Sie dürfen den Herstellern keine übermäßige administrative Belastung aufbürden.
Das sind die Punkte die ich hier bei einem PC als gefährdet sehe - das Mainboard muss es unterstützen sonst läuft nix und wenn es das Tut bleibt die Frage: Wie kann bei einem PC mehreres geladen werden im Standby wenn man den unter 1W Standard halten will - genau wie bei allen aktuellen Boards die die ErP funktion haben - wird ErP ignoriert solange was am USB Port Strom abnimmt - also bei 99% aller PC User wäre ErP immer trotzt aktiviertem Zustand - nie wirklich aktiv...

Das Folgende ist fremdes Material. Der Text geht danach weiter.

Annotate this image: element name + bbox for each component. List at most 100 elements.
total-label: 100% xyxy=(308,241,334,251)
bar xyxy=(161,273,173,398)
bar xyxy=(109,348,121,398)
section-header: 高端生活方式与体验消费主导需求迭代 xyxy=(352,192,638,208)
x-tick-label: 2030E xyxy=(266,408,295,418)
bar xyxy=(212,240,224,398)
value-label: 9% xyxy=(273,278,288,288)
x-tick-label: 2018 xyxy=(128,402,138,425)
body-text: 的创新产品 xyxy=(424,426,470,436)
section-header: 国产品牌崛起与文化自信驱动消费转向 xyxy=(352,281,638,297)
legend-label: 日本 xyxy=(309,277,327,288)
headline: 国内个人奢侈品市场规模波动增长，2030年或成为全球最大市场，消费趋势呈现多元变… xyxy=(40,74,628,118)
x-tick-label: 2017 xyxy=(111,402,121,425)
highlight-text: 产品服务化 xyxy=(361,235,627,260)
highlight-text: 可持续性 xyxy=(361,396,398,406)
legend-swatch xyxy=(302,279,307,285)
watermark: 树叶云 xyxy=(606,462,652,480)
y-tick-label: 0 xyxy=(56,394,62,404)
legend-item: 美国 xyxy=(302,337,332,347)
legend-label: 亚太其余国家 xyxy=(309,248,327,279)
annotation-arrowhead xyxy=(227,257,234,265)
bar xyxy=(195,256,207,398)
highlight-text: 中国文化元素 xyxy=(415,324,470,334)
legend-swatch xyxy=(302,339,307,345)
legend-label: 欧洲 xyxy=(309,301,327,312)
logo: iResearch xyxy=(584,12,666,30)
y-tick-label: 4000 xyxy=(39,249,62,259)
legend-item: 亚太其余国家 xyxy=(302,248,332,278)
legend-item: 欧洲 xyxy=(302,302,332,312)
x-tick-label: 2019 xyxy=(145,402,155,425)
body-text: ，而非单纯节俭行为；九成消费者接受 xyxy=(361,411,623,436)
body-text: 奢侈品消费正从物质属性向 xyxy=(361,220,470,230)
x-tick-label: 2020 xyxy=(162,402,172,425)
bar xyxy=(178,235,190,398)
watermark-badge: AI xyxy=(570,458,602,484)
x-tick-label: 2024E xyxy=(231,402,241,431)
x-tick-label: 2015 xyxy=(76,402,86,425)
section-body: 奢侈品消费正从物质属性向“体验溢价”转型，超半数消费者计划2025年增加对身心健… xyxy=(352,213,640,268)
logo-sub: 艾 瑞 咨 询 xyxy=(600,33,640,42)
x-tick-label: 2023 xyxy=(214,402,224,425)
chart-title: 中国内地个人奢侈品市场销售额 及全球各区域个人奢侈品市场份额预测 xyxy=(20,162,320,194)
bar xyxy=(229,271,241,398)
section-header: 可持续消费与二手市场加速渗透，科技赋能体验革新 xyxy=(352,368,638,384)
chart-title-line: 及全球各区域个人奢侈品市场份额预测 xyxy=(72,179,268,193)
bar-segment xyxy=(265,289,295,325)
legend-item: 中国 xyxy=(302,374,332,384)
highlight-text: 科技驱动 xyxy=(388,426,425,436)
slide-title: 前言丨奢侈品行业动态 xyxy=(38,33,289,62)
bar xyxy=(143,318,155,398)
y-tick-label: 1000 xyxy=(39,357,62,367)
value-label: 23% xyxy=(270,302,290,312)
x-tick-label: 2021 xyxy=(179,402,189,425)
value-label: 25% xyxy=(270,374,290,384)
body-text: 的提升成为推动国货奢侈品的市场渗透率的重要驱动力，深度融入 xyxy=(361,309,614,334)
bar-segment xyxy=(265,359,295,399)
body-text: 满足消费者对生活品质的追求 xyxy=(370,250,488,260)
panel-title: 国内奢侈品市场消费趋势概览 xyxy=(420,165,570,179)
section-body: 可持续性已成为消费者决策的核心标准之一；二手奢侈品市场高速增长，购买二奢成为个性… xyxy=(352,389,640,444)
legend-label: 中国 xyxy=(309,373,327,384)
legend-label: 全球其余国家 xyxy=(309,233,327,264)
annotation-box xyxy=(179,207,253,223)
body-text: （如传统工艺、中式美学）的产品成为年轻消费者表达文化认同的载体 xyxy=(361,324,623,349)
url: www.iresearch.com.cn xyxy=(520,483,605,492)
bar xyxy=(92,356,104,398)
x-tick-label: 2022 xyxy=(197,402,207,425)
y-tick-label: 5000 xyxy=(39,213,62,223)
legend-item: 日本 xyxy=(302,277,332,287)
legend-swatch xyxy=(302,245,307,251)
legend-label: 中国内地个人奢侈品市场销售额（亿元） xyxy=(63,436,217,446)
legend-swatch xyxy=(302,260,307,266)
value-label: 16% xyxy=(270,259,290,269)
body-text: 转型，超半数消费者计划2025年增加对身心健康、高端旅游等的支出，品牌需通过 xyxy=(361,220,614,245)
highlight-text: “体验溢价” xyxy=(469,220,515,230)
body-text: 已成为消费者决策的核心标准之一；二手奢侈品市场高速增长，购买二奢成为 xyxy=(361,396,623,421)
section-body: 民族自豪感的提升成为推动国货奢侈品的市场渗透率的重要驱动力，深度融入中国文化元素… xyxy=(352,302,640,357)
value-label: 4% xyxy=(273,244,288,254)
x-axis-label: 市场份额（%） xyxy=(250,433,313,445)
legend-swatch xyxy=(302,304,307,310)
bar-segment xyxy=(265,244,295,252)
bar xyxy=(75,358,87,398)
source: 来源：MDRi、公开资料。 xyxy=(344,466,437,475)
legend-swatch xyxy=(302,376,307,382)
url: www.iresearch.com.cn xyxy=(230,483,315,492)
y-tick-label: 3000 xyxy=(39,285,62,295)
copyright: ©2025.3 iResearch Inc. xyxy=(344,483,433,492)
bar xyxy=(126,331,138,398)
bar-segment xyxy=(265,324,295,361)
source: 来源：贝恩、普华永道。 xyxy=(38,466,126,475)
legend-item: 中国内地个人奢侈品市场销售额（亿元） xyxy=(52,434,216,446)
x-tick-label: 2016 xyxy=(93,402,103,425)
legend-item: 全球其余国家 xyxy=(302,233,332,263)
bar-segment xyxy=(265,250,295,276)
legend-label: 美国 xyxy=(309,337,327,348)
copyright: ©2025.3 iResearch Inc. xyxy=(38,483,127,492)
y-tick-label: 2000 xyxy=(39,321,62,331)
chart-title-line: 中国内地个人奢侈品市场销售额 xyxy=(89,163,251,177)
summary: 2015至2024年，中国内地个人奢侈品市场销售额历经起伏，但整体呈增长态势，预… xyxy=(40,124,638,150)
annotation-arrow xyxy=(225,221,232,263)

Das ist in meinen Augen eine Totgeburt - "im PC Bereich natürlich" da man hier durch die vielen Zusatzgeräte und dem Kabellos Standard der immer mehr wird - eine solche Auflage aushebelt!

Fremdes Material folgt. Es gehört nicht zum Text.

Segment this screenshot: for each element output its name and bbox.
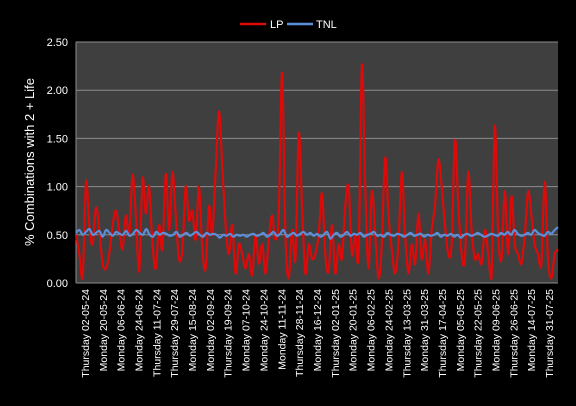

Wird mit den Jahren sicher von jedem Hersteller implementiert (auch von uns) aber der wirkliche nutzen dieser Technoligie ist = 0!

Flextronics baut das AX1200 und das ist für das erste auch alles - damit sind so ziemlich alle Kapazitäten ausgereizt!


----------



## Frosdedje (13. August 2011)

Welche Probleme könnten für SSD-Inhaber nnach ihrer Aussage eintreten?
Datenverluste, SSD startet nicht, oder was anderes?
Und ich kann ihre Sorgen nachvollziehen, dass Betriebsprobleme kommen können.
Außerdem gibt es schon andere und bessere Wege, Strom zu sparen wie z.B mit einer Mehrfachsteckdose mit Kippschalter. 

Und die Frage wegen der ErP Lot-Richtlinie kan deswegen zustande, weil ein anderer großer Netzteilhersteller
mit dem ErP Lot 6-Richtlinie kräftig die Werbetrommel rührte und dann von einer Bauserie gleich eine zweite
Version mit gleicher Nennleistungen rausbrachte, die ErP Lot 6-ready ist, aber mehr kostet.


----------



## DieChaplinMelone (14. August 2011)

Bestätigen Tests des AX750/AX850 nicht, dass sie im Standbybetrieb weniger als einen Watt "verbrauchen"? Ich meine, PCGH hätte mal was von 0,8 Watt geschrieben...

@Frosdedje
Meinst du die "Logo-sieht-aus-wie-ein-Zahnrad"-Firma?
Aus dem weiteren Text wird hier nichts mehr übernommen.